As the editorial staff at Buildings continues to pore over 100 years of history as a publication to the commercial and institutional buildings market, we discover insightful articles of operational excellence, advertising that provides a panoramic perspective about evolving (but now standard or obsolete) technology as it made industry news, and a bird’s-eye view of architectural landmarks as they were undergoing construction. With an eye to this month’s cover story on security, we found the following to compare and contrast:
- In Buildings’ 25th-anniversary year - 1931 - as Buildings and Building Management, the only security-related article was “A ‘Bobby’ at the Door.” It stated: “One of the several novel features that [has] attracted the attention of New Yorkers to the London Terrace Apartments, the huge new development of the Henry Mandel Cos., is the uniforms of the doormen. The doormen are dressed, in keeping with the name of the development, in the uniform of the London ‘bobby.’ ... The watchmen who patrol this apartment colony also have an English aspect, though their uniforms would look much more business-like to the American prowler than would the bobby’s cape.” It would appear that security was handled by personnel who were literally adorned in picturesque uniforms, began each shift with a “changing of the guard” ceremony, and who provided some watchfulness over building occupants but were recognized for their ability to entertain and add advertising value.
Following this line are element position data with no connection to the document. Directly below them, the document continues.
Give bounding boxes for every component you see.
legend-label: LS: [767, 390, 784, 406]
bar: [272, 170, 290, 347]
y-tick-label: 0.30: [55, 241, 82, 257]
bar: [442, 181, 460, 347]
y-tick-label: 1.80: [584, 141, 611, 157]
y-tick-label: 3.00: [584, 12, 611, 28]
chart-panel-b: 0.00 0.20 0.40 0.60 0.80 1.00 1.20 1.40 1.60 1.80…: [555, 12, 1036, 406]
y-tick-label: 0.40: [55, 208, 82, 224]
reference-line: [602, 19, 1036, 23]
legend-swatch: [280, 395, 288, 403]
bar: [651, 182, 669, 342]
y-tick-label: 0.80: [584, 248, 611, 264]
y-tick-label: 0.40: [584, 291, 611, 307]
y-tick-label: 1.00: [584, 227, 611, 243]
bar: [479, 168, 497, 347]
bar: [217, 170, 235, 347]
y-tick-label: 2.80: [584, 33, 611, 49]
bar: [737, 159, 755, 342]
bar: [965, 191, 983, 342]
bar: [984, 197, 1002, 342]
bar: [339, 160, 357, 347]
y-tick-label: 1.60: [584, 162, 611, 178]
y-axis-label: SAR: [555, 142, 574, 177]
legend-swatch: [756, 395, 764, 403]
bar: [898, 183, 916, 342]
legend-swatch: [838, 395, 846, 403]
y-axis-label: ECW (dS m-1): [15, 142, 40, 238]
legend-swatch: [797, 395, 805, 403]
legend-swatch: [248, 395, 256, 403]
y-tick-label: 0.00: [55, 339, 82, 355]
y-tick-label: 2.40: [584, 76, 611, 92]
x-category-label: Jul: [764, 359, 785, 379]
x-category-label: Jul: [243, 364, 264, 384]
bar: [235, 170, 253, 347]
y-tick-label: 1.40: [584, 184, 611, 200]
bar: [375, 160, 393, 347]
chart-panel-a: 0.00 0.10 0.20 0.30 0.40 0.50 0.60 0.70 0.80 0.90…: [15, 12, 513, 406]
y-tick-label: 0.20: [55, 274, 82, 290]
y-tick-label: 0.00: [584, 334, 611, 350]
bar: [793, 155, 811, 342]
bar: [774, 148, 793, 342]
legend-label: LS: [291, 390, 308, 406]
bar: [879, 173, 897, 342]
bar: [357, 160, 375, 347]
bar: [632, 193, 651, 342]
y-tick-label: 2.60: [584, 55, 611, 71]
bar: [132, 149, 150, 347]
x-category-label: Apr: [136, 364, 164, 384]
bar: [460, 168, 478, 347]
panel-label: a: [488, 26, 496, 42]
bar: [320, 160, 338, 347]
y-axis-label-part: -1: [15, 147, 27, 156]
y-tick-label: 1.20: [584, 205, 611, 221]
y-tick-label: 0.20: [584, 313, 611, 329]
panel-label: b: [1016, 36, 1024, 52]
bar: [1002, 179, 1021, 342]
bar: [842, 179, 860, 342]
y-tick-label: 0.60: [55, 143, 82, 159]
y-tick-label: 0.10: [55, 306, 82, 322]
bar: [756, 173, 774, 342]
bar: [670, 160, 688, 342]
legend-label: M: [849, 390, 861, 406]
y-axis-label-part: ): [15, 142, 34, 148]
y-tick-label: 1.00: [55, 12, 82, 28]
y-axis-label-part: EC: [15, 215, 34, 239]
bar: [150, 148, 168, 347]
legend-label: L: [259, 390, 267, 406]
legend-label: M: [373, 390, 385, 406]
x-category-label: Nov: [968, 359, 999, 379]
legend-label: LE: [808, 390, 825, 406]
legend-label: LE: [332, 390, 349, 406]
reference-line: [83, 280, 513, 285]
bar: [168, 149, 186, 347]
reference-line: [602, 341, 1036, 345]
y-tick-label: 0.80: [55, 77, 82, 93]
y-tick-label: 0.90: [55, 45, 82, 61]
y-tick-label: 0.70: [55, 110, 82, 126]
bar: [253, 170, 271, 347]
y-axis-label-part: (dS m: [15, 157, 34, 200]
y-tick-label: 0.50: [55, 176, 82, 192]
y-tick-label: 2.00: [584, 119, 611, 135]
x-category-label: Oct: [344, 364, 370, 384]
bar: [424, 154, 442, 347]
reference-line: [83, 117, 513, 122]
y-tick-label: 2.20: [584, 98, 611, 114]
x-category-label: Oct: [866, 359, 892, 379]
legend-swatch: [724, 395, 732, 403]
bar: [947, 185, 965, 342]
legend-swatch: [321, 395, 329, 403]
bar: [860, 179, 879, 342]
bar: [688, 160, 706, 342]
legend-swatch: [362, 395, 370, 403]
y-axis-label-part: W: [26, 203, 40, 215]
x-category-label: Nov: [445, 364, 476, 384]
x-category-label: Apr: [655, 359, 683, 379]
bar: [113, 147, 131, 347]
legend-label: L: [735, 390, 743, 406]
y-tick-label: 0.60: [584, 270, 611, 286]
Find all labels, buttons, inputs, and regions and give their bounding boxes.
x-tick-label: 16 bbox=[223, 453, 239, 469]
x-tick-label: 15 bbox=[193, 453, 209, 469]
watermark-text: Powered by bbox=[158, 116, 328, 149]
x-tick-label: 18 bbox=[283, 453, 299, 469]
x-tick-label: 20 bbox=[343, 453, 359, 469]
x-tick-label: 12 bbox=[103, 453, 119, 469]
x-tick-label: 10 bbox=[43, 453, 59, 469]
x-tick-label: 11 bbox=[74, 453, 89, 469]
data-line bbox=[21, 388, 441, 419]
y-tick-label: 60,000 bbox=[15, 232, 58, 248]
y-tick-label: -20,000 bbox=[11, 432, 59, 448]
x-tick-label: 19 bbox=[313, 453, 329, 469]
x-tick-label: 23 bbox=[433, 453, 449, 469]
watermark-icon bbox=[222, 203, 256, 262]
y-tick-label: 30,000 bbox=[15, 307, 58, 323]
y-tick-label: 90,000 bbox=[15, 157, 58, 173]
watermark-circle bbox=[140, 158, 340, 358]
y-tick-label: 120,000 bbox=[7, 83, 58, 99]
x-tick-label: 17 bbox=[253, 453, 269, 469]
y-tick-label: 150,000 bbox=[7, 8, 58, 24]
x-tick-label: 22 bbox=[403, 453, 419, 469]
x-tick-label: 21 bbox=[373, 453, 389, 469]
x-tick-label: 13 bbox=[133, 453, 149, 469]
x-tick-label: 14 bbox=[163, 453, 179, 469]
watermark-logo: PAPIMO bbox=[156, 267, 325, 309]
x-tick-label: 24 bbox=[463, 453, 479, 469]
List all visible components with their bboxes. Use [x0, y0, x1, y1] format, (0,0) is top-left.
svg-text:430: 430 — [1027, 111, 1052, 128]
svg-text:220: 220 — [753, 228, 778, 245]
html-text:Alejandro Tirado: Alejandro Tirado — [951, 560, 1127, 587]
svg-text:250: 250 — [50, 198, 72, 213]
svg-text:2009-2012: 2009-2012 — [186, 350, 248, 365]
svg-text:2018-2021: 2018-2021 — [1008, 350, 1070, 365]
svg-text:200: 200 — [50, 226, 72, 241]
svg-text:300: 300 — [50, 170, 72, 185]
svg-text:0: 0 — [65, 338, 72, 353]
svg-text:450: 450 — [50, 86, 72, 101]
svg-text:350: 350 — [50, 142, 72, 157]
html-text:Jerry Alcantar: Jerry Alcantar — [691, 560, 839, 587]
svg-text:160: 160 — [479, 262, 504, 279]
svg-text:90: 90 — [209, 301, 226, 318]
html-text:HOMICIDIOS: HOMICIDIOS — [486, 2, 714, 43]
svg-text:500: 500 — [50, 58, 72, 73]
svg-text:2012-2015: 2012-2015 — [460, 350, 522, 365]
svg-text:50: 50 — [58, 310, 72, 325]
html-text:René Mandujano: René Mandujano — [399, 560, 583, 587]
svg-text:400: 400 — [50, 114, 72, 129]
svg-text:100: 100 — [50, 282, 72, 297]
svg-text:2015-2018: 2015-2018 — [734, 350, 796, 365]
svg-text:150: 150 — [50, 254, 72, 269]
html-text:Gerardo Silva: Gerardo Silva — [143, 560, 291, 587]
- In contrast, 1981 - 50 years later and merely 25 years ago - Buildings still dedicated minimal editorial content to security concerns and objectives. In “Skyscraper Security Systems” (May 1981), a security expert identified motion-detection systems as cutting-edge; described a building guard as having “fingertip control of security functions,” including access control and CCTV; and mentioned “an apartment phone system [that] controls visitor entry.” I recall that year - my first at Buildings - as the first of many that followed where security assessments and security management programs and initiatives could have been (kindly) called “reactive.”
- Fast-forward to today - 2006 - and you’ll find that Buildings dedicates some portion of each issue to security topics. As Contributing Editor Robin Suttell explains in this month’s cover story, “the tragic events of [9/11] spurred increased vigilance and security measures in commercial facilities nationwide. ... The U.S. building industry has become much more aware of what it takes to create a good security management program, but the question of what’s necessary vs. what is too much still remains.”
Although we’ve made great strides in prioritizing security in today’s facilities, much is yet to be learned, shared, tweaked, and fine-tuned. What we do know, however, is that the safety and care of our buildings’ most precious assets - people - deserve our utmost and diligent attention.